Georgia O’Keeffe paintings are in dozens of major museums across the world, in New York, London, Paris and, of course, at the artist’s namesake museum n Santa Fe.
But it’s Rio Arriba County, among the desert mesas and mountaintops around Abiquiu, where “you can actually find yourself in an O’Keeffe painting,” says Georgia O’Keeffe Museum director Robert Kret.
“Georgia O’Keeffe selected that place, she made it her home, and she did it for a variety of reasons,” Kret said. “One of the things I observed is the richness of culture, rich culture of history (that) really resonated with her.”
O’Keeffe began traveling regularly to New Mexico in the 1930s before moving here permanently in 1949. She bought her first home at Ghost Ranch in 1940 and then, in 1945, a house not far away in Abiquiu.
Since 2006, the O’Keeffe Museum has operated daily tours of the Abiquiu home and studio, something the former O’Keeffe Foundation had been doing since the early ’90s.
The museum in Santa Fe also has used a ticket office left by the foundation, a less-than-1,000-square-foot former laundromat with enough space to check in for the tour and watch an introductory video.
But as visitation steadily increased – home and studio tours attracted a record 13,500 people in 2017 – so did the need for a larger facility. Kret said the historic site needed basic amenities like restrooms and places to sit, as well as presentation of historical information, to make it a base for a more “well-rounded” visitor experience.
Ground was broken on the O’Keeffe Welcome Center, a nearly 5,000-square-foot building, last fall, and it opened officially in mid-May. The center is officially the property of the Abiquiu Inn, which owns the land. The museum has a 20-year lease.

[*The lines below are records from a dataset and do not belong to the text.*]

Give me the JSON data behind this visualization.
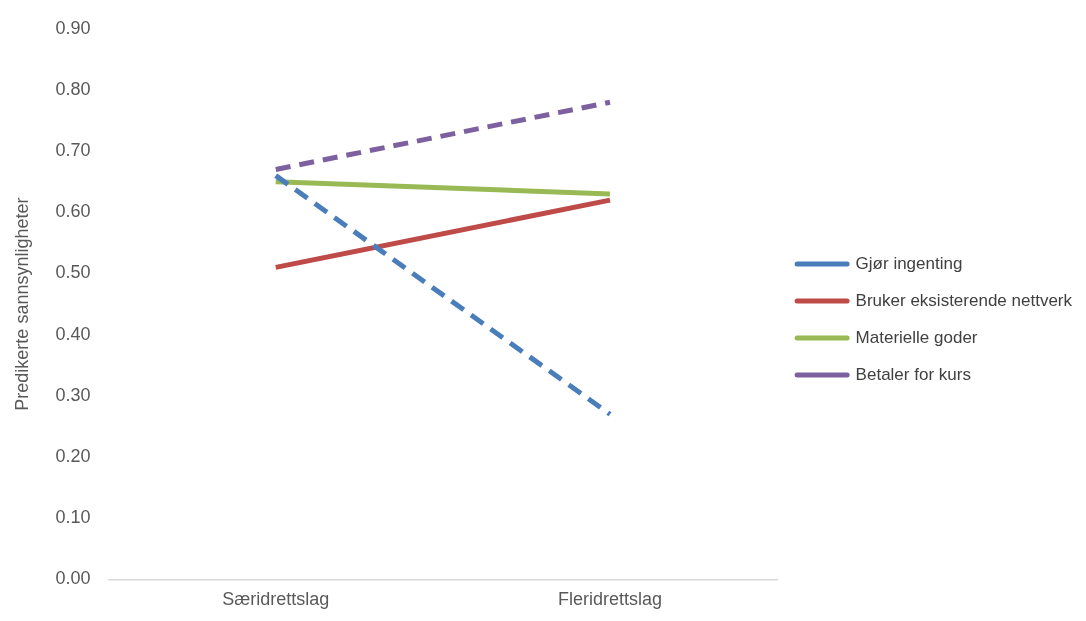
{
  "chart_data": {
    "type": "line",
    "ylabel": "Predikerte sannsynligheter",
    "categories": [
      "Særidrettslag",
      "Fleridrettslag"
    ],
    "series": [
      {
        "name": "Gjør ingenting",
        "color": "#4a7ebb",
        "values": [
          0.66,
          0.27
        ],
        "line_style": "dashed"
      },
      {
        "name": "Bruker eksisterende nettverk",
        "color": "#be4b48",
        "values": [
          0.51,
          0.62
        ],
        "line_style": "solid"
      },
      {
        "name": "Materielle goder",
        "color": "#98b954",
        "values": [
          0.65,
          0.63
        ],
        "line_style": "solid"
      },
      {
        "name": "Betaler for kurs",
        "color": "#7d60a0",
        "values": [
          0.67,
          0.78
        ],
        "line_style": "dashed"
      }
    ],
    "ylim": [
      0,
      0.9
    ],
    "yticks": [
      {
        "value": 0,
        "label": "0.00"
      },
      {
        "value": 0.1,
        "label": "0.10"
      },
      {
        "value": 0.2,
        "label": "0.20"
      },
      {
        "value": 0.3,
        "label": "0.30"
      },
      {
        "value": 0.4,
        "label": "0.40"
      },
      {
        "value": 0.5,
        "label": "0.50"
      },
      {
        "value": 0.6,
        "label": "0.60"
      },
      {
        "value": 0.7,
        "label": "0.70"
      },
      {
        "value": 0.8,
        "label": "0.80"
      },
      {
        "value": 0.9,
        "label": "0.90"
      }
    ],
    "grid": false,
    "legend": "right",
    "marker": "none"
  }
}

“It’s not just promoting the Georgia O’Keeffe Museum or the Abiquiu Home and Studio,” said Giustina Renzoni, the historic site manager hired in February to oversee the new facility.
“We really think of ourselves as ambassadors to the Rio Chama Valley. We want to facilitate visitors’ entire experience beyond the doors of the welcome center, and beyond the doors of the home and studio.”

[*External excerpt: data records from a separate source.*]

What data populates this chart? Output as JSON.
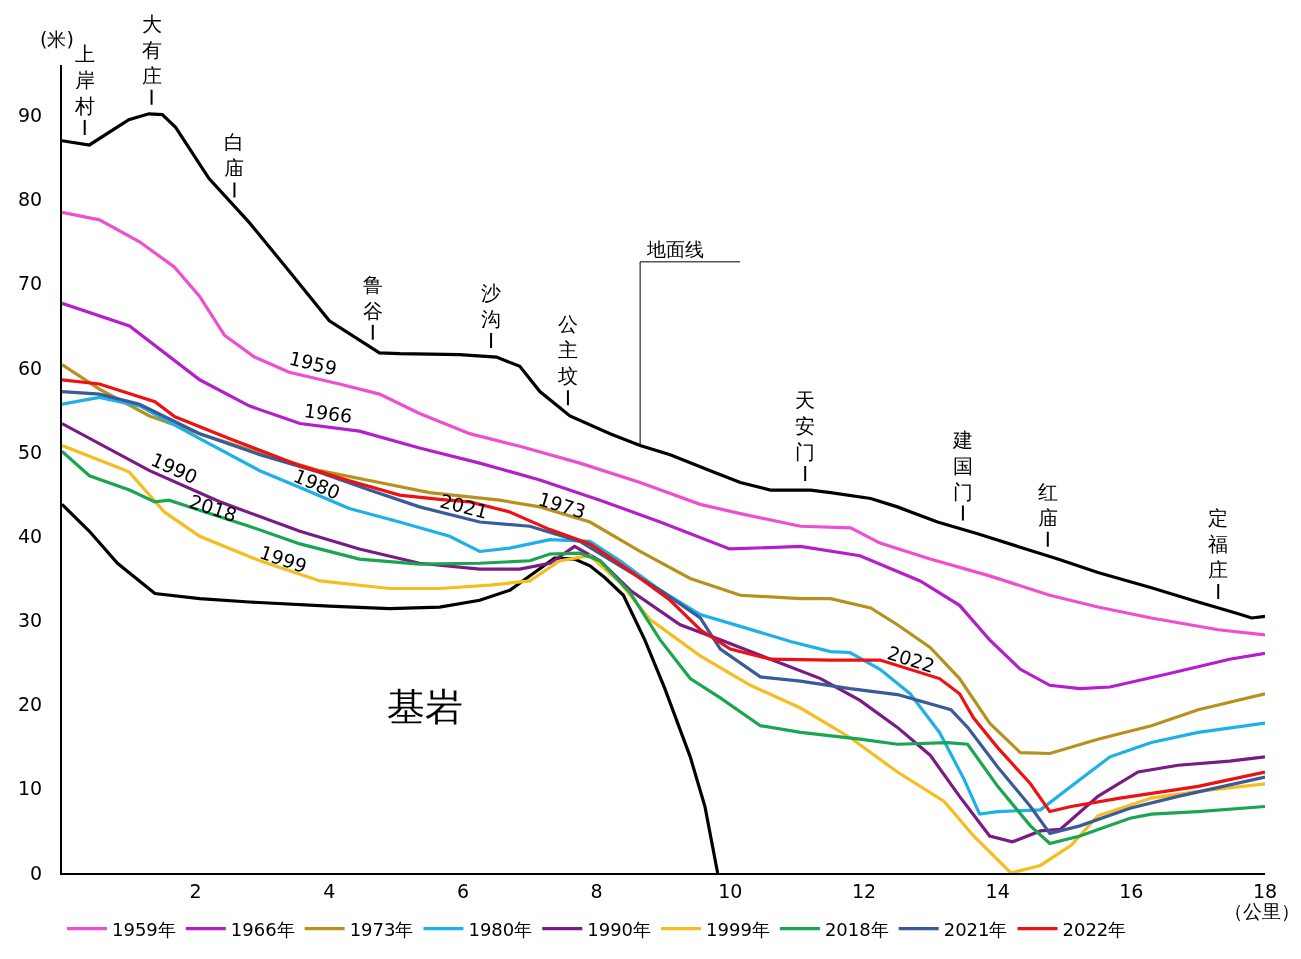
{
  "chart_data": {
    "type": "line",
    "ylabel": "(米)",
    "xlabel": "（公里）",
    "xlim": [
      0,
      18
    ],
    "ylim": [
      0,
      96
    ],
    "xticks": [
      2,
      4,
      6,
      8,
      10,
      12,
      14,
      16,
      18
    ],
    "yticks": [
      0,
      10,
      20,
      30,
      40,
      50,
      60,
      70,
      80,
      90
    ],
    "grid": false,
    "legend": "bottom",
    "marker": "none",
    "line_style": "solid",
    "series": [
      {
        "color": "#000000",
        "x": [
          0,
          0.41,
          1.0,
          1.3,
          1.5,
          1.7,
          2.2,
          2.8,
          3.4,
          4.0,
          4.75,
          5.05,
          5.95,
          6.5,
          6.85,
          7.15,
          7.6,
          8.2,
          8.65,
          9.1,
          9.7,
          10.15,
          10.6,
          11.2,
          11.5,
          12.1,
          12.5,
          13.1,
          13.7,
          14.3,
          14.9,
          15.5,
          16.3,
          17.0,
          17.6,
          17.8,
          18.0
        ],
        "values": [
          87.0,
          86.5,
          89.5,
          90.2,
          90.1,
          88.6,
          82.5,
          77.3,
          71.5,
          65.6,
          61.8,
          61.7,
          61.6,
          61.3,
          60.2,
          57.2,
          54.3,
          52.2,
          50.8,
          49.7,
          47.8,
          46.4,
          45.5,
          45.5,
          45.2,
          44.5,
          43.5,
          41.7,
          40.3,
          38.8,
          37.3,
          35.7,
          33.9,
          32.2,
          30.8,
          30.3,
          30.5
        ]
      },
      {
        "color": "#000000",
        "x": [
          0,
          0.41,
          0.83,
          1.39,
          2.06,
          2.8,
          4.0,
          4.9,
          5.65,
          6.25,
          6.7,
          7.07,
          7.37,
          7.67,
          7.9,
          8.12,
          8.4,
          8.72,
          9.02,
          9.4,
          9.62,
          9.81
        ],
        "values": [
          43.8,
          40.6,
          36.8,
          33.2,
          32.6,
          32.2,
          31.7,
          31.4,
          31.6,
          32.4,
          33.6,
          35.7,
          37.4,
          37.3,
          36.5,
          35.1,
          33.0,
          27.7,
          21.9,
          13.8,
          7.9,
          0
        ]
      },
      {
        "name": "1959年",
        "color": "#ee4fcf",
        "x": [
          0,
          0.56,
          1.16,
          1.68,
          2.06,
          2.43,
          2.88,
          3.4,
          4.15,
          4.75,
          5.35,
          6.1,
          6.85,
          7.75,
          8.65,
          9.55,
          10.15,
          11.05,
          11.8,
          12.24,
          12.99,
          13.88,
          14.78,
          15.5,
          16.3,
          17.3,
          18
        ],
        "values": [
          78.5,
          77.6,
          75.0,
          72.0,
          68.5,
          63.9,
          61.3,
          59.5,
          58.1,
          56.9,
          54.6,
          52.2,
          50.7,
          48.7,
          46.4,
          43.8,
          42.7,
          41.2,
          41.0,
          39.2,
          37.3,
          35.3,
          33.0,
          31.6,
          30.3,
          28.9,
          28.3
        ]
      },
      {
        "name": "1966年",
        "color": "#b51fc9",
        "x": [
          0,
          1.01,
          2.06,
          2.8,
          3.56,
          4.45,
          5.35,
          6.25,
          7.15,
          8.05,
          8.95,
          9.99,
          11.05,
          11.94,
          12.84,
          13.43,
          13.88,
          14.34,
          14.78,
          15.23,
          15.68,
          16.57,
          17.47,
          18
        ],
        "values": [
          67.7,
          65.0,
          58.6,
          55.5,
          53.4,
          52.5,
          50.5,
          48.7,
          46.7,
          44.3,
          41.7,
          38.5,
          38.8,
          37.7,
          34.7,
          31.8,
          27.7,
          24.2,
          22.3,
          21.9,
          22.1,
          23.7,
          25.4,
          26.1
        ]
      },
      {
        "name": "1973年",
        "color": "#b8901e",
        "x": [
          0,
          0.56,
          1.31,
          2.06,
          2.96,
          3.86,
          4.75,
          5.5,
          6.55,
          7.15,
          7.9,
          8.65,
          9.4,
          10.15,
          11.05,
          11.5,
          12.1,
          12.5,
          12.99,
          13.43,
          13.88,
          14.34,
          14.78,
          15.5,
          16.3,
          17.0,
          18
        ],
        "values": [
          60.4,
          57.5,
          54.3,
          52.2,
          49.9,
          47.8,
          46.4,
          45.2,
          44.3,
          43.5,
          41.7,
          38.2,
          35.0,
          33.0,
          32.6,
          32.6,
          31.5,
          29.5,
          26.8,
          23.1,
          17.8,
          14.3,
          14.2,
          15.9,
          17.5,
          19.4,
          21.3
        ]
      },
      {
        "name": "1980年",
        "color": "#1eb0e8",
        "x": [
          0,
          0.56,
          1.16,
          2.06,
          2.96,
          3.56,
          4.3,
          5.05,
          5.8,
          6.25,
          6.7,
          7.3,
          7.9,
          8.35,
          8.95,
          9.55,
          10.15,
          10.9,
          11.5,
          11.79,
          12.24,
          12.69,
          13.13,
          13.5,
          13.73,
          14.0,
          14.64,
          15.1,
          15.68,
          16.3,
          17.0,
          18
        ],
        "values": [
          55.7,
          56.5,
          55.5,
          51.6,
          47.8,
          45.8,
          43.3,
          41.7,
          40.0,
          38.2,
          38.6,
          39.6,
          39.4,
          37.1,
          33.6,
          30.7,
          29.3,
          27.5,
          26.3,
          26.2,
          24.2,
          21.3,
          16.7,
          11.1,
          7.0,
          7.3,
          7.5,
          10.3,
          13.8,
          15.5,
          16.7,
          17.8
        ]
      },
      {
        "name": "1990年",
        "color": "#7a1a86",
        "x": [
          0,
          1.31,
          2.36,
          3.56,
          4.45,
          5.35,
          6.25,
          6.85,
          7.3,
          7.67,
          8.05,
          8.5,
          9.25,
          9.85,
          10.6,
          11.35,
          11.94,
          12.5,
          12.99,
          13.43,
          13.88,
          14.22,
          14.64,
          14.94,
          15.5,
          16.1,
          16.7,
          17.47,
          18
        ],
        "values": [
          53.4,
          47.8,
          44.1,
          40.6,
          38.5,
          36.8,
          36.1,
          36.1,
          36.8,
          38.8,
          37.1,
          33.6,
          29.5,
          27.7,
          25.4,
          23.1,
          20.5,
          17.3,
          14.0,
          9.1,
          4.4,
          3.7,
          5.0,
          5.2,
          9.1,
          12.0,
          12.8,
          13.3,
          13.8
        ]
      },
      {
        "name": "1999年",
        "color": "#f5bd1f",
        "x": [
          0,
          0.87,
          1.01,
          1.53,
          2.06,
          2.96,
          3.86,
          4.9,
          5.65,
          6.4,
          7.0,
          7.45,
          7.9,
          8.35,
          8.8,
          9.55,
          10.3,
          11.05,
          11.79,
          12.5,
          13.2,
          13.64,
          14.2,
          14.64,
          15.1,
          15.5,
          16.3,
          17.0,
          18
        ],
        "values": [
          50.8,
          48.1,
          47.6,
          42.9,
          40.0,
          37.1,
          34.7,
          33.8,
          33.8,
          34.2,
          34.7,
          37.1,
          37.7,
          34.5,
          30.1,
          25.8,
          22.3,
          19.6,
          16.1,
          12.0,
          8.5,
          4.4,
          0,
          0.9,
          3.3,
          6.8,
          8.9,
          9.7,
          10.6
        ]
      },
      {
        "name": "2018年",
        "color": "#1aa550",
        "x": [
          0,
          0.41,
          1.01,
          1.39,
          1.6,
          2.06,
          2.8,
          3.56,
          4.45,
          5.35,
          6.25,
          7.0,
          7.3,
          7.75,
          8.05,
          8.5,
          8.95,
          9.4,
          9.85,
          10.45,
          11.05,
          11.94,
          12.5,
          13.25,
          13.55,
          14.0,
          14.49,
          14.78,
          15.23,
          15.98,
          16.3,
          17.0,
          18
        ],
        "values": [
          50.1,
          47.2,
          45.5,
          44.1,
          44.3,
          43.1,
          41.2,
          39.1,
          37.3,
          36.7,
          36.8,
          37.1,
          37.9,
          38.0,
          37.1,
          33.3,
          27.7,
          23.1,
          20.8,
          17.5,
          16.7,
          15.9,
          15.3,
          15.5,
          15.3,
          10.3,
          5.6,
          3.5,
          4.4,
          6.5,
          7.0,
          7.3,
          7.9
        ]
      },
      {
        "name": "2021年",
        "color": "#3a5a99",
        "x": [
          0,
          0.56,
          1.16,
          2.06,
          2.96,
          3.86,
          4.6,
          5.35,
          6.25,
          7.0,
          7.75,
          8.35,
          8.95,
          9.55,
          9.85,
          10.45,
          11.05,
          11.79,
          12.5,
          13.3,
          13.55,
          14.0,
          14.49,
          14.78,
          15.23,
          15.98,
          16.7,
          18
        ],
        "values": [
          57.2,
          56.9,
          55.7,
          52.2,
          49.7,
          47.6,
          45.5,
          43.5,
          41.7,
          41.2,
          39.4,
          36.5,
          33.6,
          30.3,
          26.6,
          23.3,
          22.8,
          21.9,
          21.2,
          19.4,
          17.3,
          12.6,
          7.9,
          4.7,
          5.6,
          7.7,
          9.1,
          11.4
        ]
      },
      {
        "name": "2022年",
        "color": "#ee1111",
        "x": [
          0,
          0.56,
          1.39,
          1.69,
          2.51,
          3.56,
          4.3,
          5.05,
          5.65,
          6.1,
          6.7,
          7.3,
          7.9,
          8.5,
          9.1,
          9.55,
          10.0,
          10.6,
          11.5,
          12.24,
          13.13,
          13.43,
          13.64,
          14.0,
          14.49,
          14.78,
          15.1,
          15.83,
          17.0,
          18
        ],
        "values": [
          58.6,
          58.1,
          56.0,
          54.2,
          51.6,
          48.4,
          46.6,
          44.9,
          44.4,
          44.1,
          42.9,
          40.8,
          39.1,
          35.9,
          32.4,
          28.9,
          26.6,
          25.4,
          25.3,
          25.3,
          23.1,
          21.3,
          18.4,
          14.9,
          10.6,
          7.3,
          7.9,
          8.9,
          10.3,
          12.0
        ]
      }
    ],
    "annotations": [
      {
        "text": "上岸村",
        "x": 0.34,
        "y": 86.6
      },
      {
        "text": "大有庄",
        "x": 1.34,
        "y": 90.2
      },
      {
        "text": "白庙",
        "x": 2.58,
        "y": 79.2
      },
      {
        "text": "鲁谷",
        "x": 4.65,
        "y": 62.3
      },
      {
        "text": "沙沟",
        "x": 6.42,
        "y": 61.3
      },
      {
        "text": "公主坟",
        "x": 7.57,
        "y": 54.5
      },
      {
        "text": "天安门",
        "x": 11.12,
        "y": 45.5
      },
      {
        "text": "建国门",
        "x": 13.48,
        "y": 40.8
      },
      {
        "text": "红庙",
        "x": 14.75,
        "y": 37.7
      },
      {
        "text": "定福庄",
        "x": 17.3,
        "y": 31.5
      },
      {
        "text": "地面线",
        "x": 8.65,
        "y": 50.8
      },
      {
        "text": "1959",
        "x": 3.8,
        "y": 58.9
      },
      {
        "text": "1966",
        "x": 4.0,
        "y": 53.0
      },
      {
        "text": "1990",
        "x": 1.76,
        "y": 46.4
      },
      {
        "text": "2018",
        "x": 2.33,
        "y": 41.7
      },
      {
        "text": "1999",
        "x": 3.38,
        "y": 35.6
      },
      {
        "text": "1980",
        "x": 3.9,
        "y": 44.6
      },
      {
        "text": "2021",
        "x": 6.06,
        "y": 42.0
      },
      {
        "text": "1973",
        "x": 7.54,
        "y": 42.1
      },
      {
        "text": "2022",
        "x": 12.76,
        "y": 23.8
      },
      "基岩"
    ]
  }
}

Renzoni said that even if visitors can’t go on one of the home and studio tours, which are mostly scheduled weeks in advance, she still wants them to use the welcome center to learn about O’Keeffe and plan trips throughout the scenic area.
She said all the employees are locals, and some even knew O’Keeffe growing up. That helps when it comes to providing information on other nearby attractions like Ghost Ranch, which offers hiking and a couple of impressive small museums, and the Purple Adobe Lavender Farm.
“In some ways, the landscape of Rio Arriba County is under-appreciated,” compared to tourism hot spots like Santa Fe, Taos and Albuquerque, Kret said.
A digital kiosk in the welcome center’s lobby is designed to show visitors where O’Keeffe made specific paintings. Sites where she painted works like 1952’s “Lavender Hill with Green” and 1956’s “The Patio Door with Green Leaf,” and a series she made in the 1930s of “Gerald’s Tree” (which Renzoni noted is still standing today) are visitor-accessible.
The building’s main room includes a seating area, soon to be equipped with cellphone charging stations, and a shelf of O’Keeffe-related catalogues and books. On the walls are interpretive panels about O’Keeffe’s life in northern New Mexico and her homes.
Exhibits will change throughout the seasons and could cover local, pre-O’Keeffe history, like that of Spanish Colonial or Native American peoples, or regional geology.
Due to insurance and climate control issues, the welcome center doesn’t hold any actual O’Keeffe paintings, but it does display photographs of her taken in the area by friend Maria Chabot and photographer Todd Webb, along with rocks and animal bones from her personal collection.
The center includes a gift shop and a screening room in which Renzoni will show an eight-minute introductory clip, along with other films. There’s classroom space for education programs and which community members can reserve.
Renzoni and Kret both said the center was made for locals, as well as tourists, and the classroom is one way the museum hopes to be a community asset.
“We’re hoping people use it for yoga classes or film screenings, or maybe they want to give a short talk or lecture,” said education and interpretation curator Katrina Stacy.
The 2018 home and studio tour schedule will largely be the same as it has been in previous years, with seven tours a day Tuesday-Friday and five on Saturday.
Kret said he hopes to someday to also make O’Keeffe’s Ghost Ranch home publicly available. Renzoni said themes for future tours could also include local history, the landscape and local geology to show what inspired O’Keeffe decades ago.
“It’s not very often that you’re able to go to a museum an hour away (in Santa Fe), see all this artwork, then go to the home and studio to see where she lived and worked, and then go into the landscape where she painted and then go see the exact locations of the paintings,” said Renzoni.
“I honestly don’t think there’s another artist in the U.S. where you can have that experience.”